On May 15, Daishin Securities analyzed that despite workforce reductions at NCSoft, the company continues to experience a decline in revenue from its existing lineup. The firm stated that, for the stock price to trend upward, NCSoft needs to demonstrate tangible box office success rather than merely relying on anticipation for new releases. Daishin Securities maintained its investment opinion at 'Market Perform' and its target price at 180,000 won.
In the first quarter, NCSoft recorded sales of 360.3 billion won (down 9% year-on-year) and operating profit of 5.2 billion won (down 80% year-on-year). While sales met market expectations, operating profit fell short.
Lee Jieun, a researcher at Daishin Securities, explained, "The first quarter is an off-season for all three mobile Lineage titles. Lineage M, which accounts for the largest portion, saw a 7% decline compared to the previous quarter. Lineage 2M and Lineage W recorded an 8% decrease and an 8% increase, respectively. Royalty revenue dropped by 39% due to the fading impact of TL's launch." She added, "In the second and third quarters, operating profit is expected to continue declining due to a decrease in revenue from existing titles and increased marketing expenses for new releases."

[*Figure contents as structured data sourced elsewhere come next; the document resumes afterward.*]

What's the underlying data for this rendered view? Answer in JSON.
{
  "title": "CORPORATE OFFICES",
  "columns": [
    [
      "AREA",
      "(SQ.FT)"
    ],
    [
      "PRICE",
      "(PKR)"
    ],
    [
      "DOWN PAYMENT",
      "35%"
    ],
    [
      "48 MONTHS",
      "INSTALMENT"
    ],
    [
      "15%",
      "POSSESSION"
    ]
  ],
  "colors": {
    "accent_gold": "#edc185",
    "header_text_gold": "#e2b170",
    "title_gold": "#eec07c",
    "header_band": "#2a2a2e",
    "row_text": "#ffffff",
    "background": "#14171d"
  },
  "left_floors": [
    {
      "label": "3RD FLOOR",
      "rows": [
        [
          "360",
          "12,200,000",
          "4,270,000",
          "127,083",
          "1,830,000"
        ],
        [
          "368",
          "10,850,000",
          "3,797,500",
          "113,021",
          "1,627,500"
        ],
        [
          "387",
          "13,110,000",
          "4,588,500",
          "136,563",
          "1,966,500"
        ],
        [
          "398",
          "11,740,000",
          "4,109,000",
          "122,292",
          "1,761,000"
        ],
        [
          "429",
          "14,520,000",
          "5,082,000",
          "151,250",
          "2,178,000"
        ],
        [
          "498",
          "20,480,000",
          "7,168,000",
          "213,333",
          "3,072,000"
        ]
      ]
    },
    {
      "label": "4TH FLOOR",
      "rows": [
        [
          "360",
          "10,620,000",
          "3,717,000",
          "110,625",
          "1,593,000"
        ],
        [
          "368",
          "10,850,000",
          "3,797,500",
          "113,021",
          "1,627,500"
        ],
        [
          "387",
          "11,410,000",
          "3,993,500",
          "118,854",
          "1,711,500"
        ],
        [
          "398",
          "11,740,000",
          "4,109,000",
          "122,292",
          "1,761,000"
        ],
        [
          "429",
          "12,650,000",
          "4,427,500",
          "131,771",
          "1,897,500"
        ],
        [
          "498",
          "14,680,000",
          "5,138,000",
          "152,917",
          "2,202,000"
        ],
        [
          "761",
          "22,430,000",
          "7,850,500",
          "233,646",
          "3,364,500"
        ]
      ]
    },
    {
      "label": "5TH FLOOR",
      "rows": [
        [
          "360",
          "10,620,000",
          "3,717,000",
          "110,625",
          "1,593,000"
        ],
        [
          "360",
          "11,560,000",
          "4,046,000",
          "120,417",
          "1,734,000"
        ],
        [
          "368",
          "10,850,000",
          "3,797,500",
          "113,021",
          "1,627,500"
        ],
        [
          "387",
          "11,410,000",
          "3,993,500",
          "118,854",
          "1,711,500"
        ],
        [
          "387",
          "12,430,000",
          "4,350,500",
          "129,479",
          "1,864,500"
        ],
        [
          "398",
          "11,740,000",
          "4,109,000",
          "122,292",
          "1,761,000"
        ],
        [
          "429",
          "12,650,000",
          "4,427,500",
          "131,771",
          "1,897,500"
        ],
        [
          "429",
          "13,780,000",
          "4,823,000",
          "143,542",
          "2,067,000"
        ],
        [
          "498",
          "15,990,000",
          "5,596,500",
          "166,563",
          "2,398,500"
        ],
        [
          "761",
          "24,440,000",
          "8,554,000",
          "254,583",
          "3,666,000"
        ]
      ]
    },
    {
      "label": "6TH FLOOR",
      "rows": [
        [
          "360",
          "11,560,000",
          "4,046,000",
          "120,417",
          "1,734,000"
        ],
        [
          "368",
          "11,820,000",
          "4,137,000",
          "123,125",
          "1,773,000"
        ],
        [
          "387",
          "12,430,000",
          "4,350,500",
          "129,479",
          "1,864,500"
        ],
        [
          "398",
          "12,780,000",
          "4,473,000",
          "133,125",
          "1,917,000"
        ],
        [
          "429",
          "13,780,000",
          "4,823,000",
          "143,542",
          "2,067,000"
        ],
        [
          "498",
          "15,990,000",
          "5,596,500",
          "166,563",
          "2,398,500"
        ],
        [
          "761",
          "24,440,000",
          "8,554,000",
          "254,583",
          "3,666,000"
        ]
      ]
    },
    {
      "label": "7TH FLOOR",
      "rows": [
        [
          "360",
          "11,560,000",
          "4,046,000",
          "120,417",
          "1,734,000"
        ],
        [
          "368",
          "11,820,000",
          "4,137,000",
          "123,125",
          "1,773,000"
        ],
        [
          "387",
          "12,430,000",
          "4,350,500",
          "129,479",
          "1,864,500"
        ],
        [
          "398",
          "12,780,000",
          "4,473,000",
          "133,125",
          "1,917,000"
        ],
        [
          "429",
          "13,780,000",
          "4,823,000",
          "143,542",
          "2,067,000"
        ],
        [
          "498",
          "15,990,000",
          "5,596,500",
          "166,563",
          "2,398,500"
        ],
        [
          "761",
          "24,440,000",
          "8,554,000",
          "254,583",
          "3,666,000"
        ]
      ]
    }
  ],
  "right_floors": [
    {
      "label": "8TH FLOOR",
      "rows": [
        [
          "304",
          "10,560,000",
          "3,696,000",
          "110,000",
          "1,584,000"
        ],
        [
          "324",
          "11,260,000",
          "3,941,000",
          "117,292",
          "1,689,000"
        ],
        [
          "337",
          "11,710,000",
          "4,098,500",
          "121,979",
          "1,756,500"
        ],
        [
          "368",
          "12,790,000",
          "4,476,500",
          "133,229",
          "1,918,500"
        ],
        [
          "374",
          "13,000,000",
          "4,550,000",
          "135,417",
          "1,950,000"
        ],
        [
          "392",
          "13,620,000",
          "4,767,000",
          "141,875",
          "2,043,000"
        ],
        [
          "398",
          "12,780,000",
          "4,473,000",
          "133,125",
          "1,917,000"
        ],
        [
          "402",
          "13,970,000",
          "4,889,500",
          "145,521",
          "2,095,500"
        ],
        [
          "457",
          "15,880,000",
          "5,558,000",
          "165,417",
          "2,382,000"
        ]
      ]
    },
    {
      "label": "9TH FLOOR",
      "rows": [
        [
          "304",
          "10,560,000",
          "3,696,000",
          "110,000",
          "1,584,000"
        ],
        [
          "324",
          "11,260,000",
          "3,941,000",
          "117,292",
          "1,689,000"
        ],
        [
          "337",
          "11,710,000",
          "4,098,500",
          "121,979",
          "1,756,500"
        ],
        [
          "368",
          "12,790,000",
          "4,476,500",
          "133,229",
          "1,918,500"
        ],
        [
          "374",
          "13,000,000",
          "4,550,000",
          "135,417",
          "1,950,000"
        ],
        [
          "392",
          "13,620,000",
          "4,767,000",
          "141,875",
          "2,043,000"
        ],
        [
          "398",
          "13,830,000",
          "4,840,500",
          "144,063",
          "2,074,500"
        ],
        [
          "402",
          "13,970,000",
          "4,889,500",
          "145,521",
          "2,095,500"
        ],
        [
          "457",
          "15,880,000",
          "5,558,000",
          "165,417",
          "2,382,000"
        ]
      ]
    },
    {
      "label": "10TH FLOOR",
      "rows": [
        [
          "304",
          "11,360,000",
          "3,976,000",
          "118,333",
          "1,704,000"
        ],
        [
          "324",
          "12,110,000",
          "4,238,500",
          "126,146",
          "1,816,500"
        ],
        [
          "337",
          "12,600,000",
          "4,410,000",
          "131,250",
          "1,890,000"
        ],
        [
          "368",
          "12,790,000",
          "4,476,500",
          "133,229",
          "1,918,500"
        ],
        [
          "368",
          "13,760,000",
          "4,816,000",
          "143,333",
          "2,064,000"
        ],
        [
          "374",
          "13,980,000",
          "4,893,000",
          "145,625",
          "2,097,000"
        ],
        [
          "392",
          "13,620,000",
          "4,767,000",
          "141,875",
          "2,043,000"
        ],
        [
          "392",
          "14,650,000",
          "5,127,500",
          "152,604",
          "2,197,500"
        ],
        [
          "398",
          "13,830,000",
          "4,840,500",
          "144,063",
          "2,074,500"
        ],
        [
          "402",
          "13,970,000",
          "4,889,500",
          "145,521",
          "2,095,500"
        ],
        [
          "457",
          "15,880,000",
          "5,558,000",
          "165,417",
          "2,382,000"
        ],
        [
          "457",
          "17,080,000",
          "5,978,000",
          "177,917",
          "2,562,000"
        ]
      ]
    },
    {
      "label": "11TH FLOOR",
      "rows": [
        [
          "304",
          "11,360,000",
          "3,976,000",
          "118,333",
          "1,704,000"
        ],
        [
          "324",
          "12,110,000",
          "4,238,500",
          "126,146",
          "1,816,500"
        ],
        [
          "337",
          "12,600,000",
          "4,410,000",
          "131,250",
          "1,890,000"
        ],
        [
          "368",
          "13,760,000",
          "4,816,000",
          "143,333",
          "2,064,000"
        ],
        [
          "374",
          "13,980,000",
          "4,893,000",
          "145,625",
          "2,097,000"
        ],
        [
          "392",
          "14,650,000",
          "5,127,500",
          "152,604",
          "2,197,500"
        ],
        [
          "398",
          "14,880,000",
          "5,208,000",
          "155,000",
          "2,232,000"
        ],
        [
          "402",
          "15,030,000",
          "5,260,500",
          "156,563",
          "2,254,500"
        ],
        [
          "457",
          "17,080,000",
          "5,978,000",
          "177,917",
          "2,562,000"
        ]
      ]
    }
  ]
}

There is an assessment that exceeding expectations in terms of box office performance is necessary to boost the stock price. Lee noted, "Although the company announced a 2026 sales guidance of 2 trillion won, this target appears unrealistic when considering the ongoing decline in revenue from existing IPs, the underperformance of new titles other than TL, and the unclear release schedules. To achieve a sustained upward trend in the stock price, NCSoft needs to prove the success of its new releases rather than relying solely on anticipation."